I'd say Estonia is one of the few places such companies are not required for setting up, having an accountant to consult before and after is sensible however.
It depends on what your alternatives are. My guess is that it's not worth it because you still have to pay the taxes an employer would and what an employee would - social security and income taxes. You can take a look at the calculator: https://www.calkoo.com/en/salary-calculator
The taxation system itself is very simple, if VAT isn't involved. You can just enter your annual income and the calculator will tell you all of the numbers. Just make sure you use the "salary/wage fund" as the income field for a freelancer.
One thing to keep in mind though is that countries where you actually perform the work usually want a piece of the pie. That can complicate things significantly.
Only yesterday that there was an article in the Finnish newspaper Helsingin Sanomat saying that the e-citizenship is getting increasingly questionable.
Until 2 years ago the e-citizenship was good to open a bank account. After major money laundering scandals (probably unrelated to e-citizenship) you cannot only no longer open a bank account as an e-citizen, but even existing ones of e-citizens are getting closed.

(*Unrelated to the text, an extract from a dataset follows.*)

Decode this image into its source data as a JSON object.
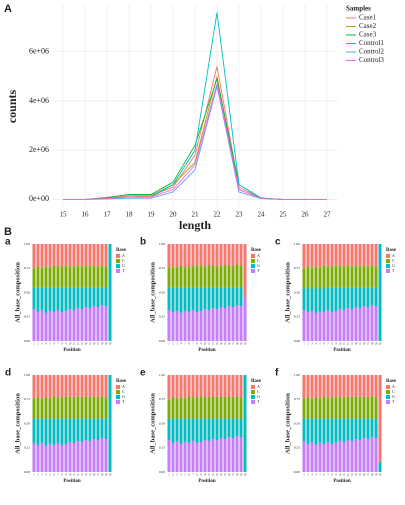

A business without a bank account sounds highly limited to me.
I am French living abroad. I had a one person (freelancing) company when I moved to Japan. It was hell interacting remotely with the administration. I am kind of left wing so I believed in not doing tax optimization and paying the taxes I owe at home, I was told this was suspicious.
If I ever do business again within the EU area, I will give Estonia a try. The prospect of an administration set up for working remotely is very attractive to me.
I share your pain. I was just last night on the phone to France because of a wrangle over a French bank account held by an Australian and German (me and my wife) both currently living in the USA.
I also agree with you on the tax front; at least with regards to the French authorities. Luckily Australia and the US are much simpler in this regard.